To date, one of the reasons for this has been that there hasn't really been a mobile equivalent of the Windows operating system. By that I mean that mobile operating systems were many and varied -- effectively limiting the scope of any individual piece of malware.
However, things are now changing and already two major players have emerged: iOS and Android.
Now that the industry has effectively consolidated into these two camps, the job of any malware writer hoping to take over the world has been vastly simplified.
He who finds a suitably large hole in the Android OS could quite possibly cripple a huge percentage of the world's smart phones in next to no time.
Given the amount of energy that various governments around the world are devoting to the matter of cyberwarfare, one can't help but wonder how many very effective pieces of mobile malware are being stockpiled - just in case.
I suspect that taking down major mobile networks by injecting a highly infectious piece of smartphone malware would be a crucial strategy in any major conflict these days. An adversary who can't communicate is a weak adversary.

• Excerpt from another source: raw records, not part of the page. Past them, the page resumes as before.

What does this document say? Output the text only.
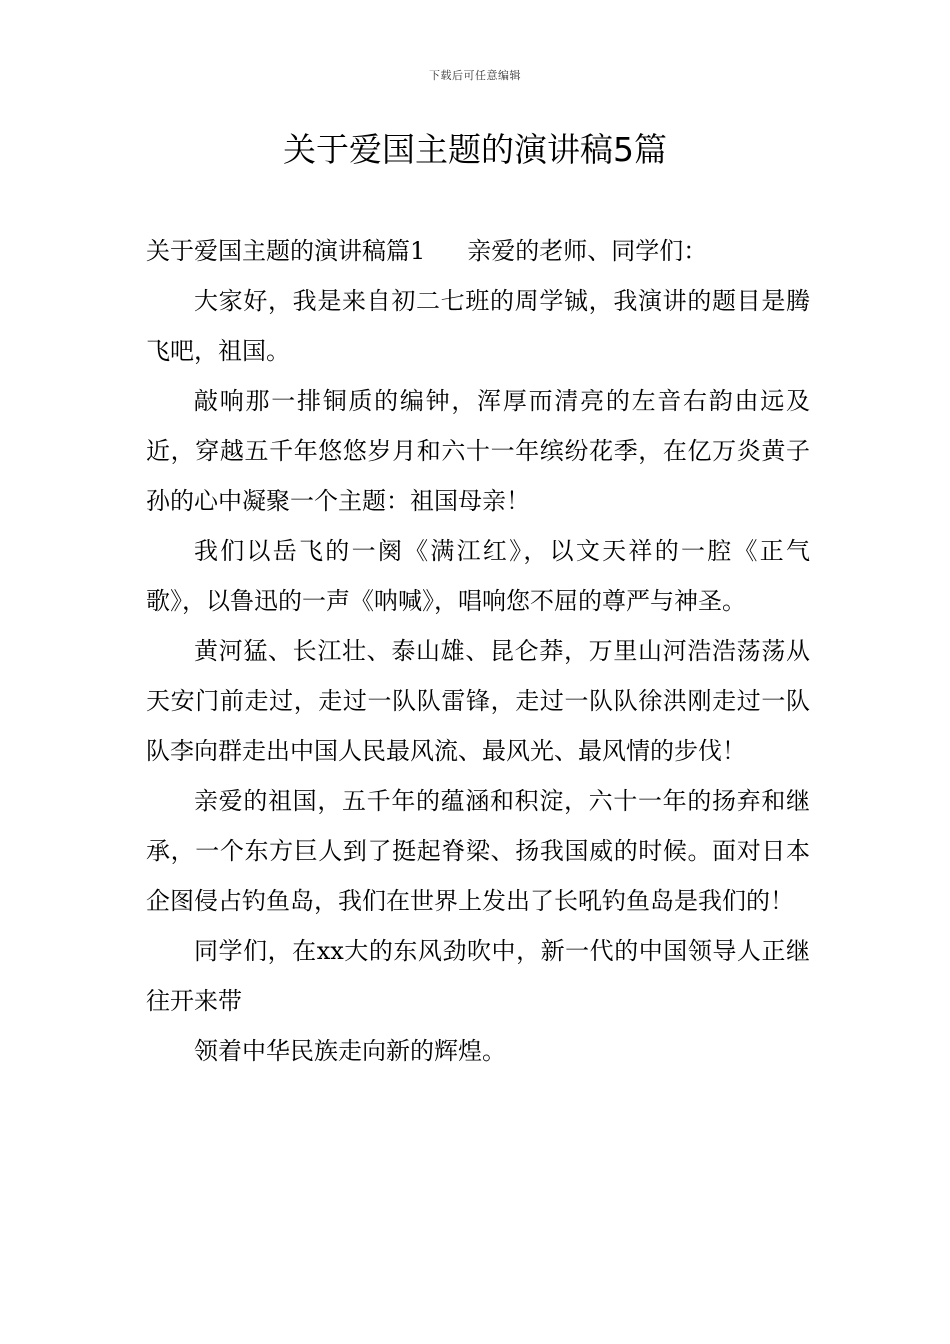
下载后可任意编辑
关于爱国主题的演讲稿5篇

关于爱国主题的演讲稿篇1 亲爱的老师、同学们：

大家好，我是来自初二七班的周学铖，我演讲的题目是腾飞吧，祖国。

敲响那一排铜质的编钟，浑厚而清亮的左音右韵由远及近，穿越五千年悠悠岁月和六十一年缤纷花季，在亿万炎黄子孙的心中凝聚一个主题：祖国母亲！

我们以岳飞的一阕《满江红》，以文天祥的一腔《正气歌》，以鲁迅的一声《呐喊》，唱响您不屈的尊严与神圣。

黄河猛、长江壮、泰山雄、昆仑莽，万里山河浩浩荡荡从天安门前走过，走过一队队雷锋，走过一队队徐洪刚走过一队队李向群走出中国人民最风流、最风光、最风情的步伐！

亲爱的祖国，五千年的蕴涵和积淀，六十一年的扬弃和继承，一个东方巨人到了挺起脊梁、扬我国威的时候。面对日本企图侵占钓鱼岛，我们在世界上发出了长吼钓鱼岛是我们的！

同学们，在xx大的东风劲吹中，新一代的中国领导人正继往开来带

领着中华民族走向新的辉煌。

For this reason, I wonder if perhaps our smartphones ought not have a "safe mode" in which all they do is allow you to place voice calls and send SMS messages -- effectively turning them into a "unsmart phone". Assuming that there were no vulnerabilities when running in this mode (far easier to thoroughly test and validate) then at least we would have a fall-back level of comms in the event cyberwar was declared.
How would *you* cope if the mobile networks crashed due to a massive and highly infectious smartphone malware outbreak?
Given the resources being thrown at cyber-warfare, should we have a strategy in place for mitigating such a possibility?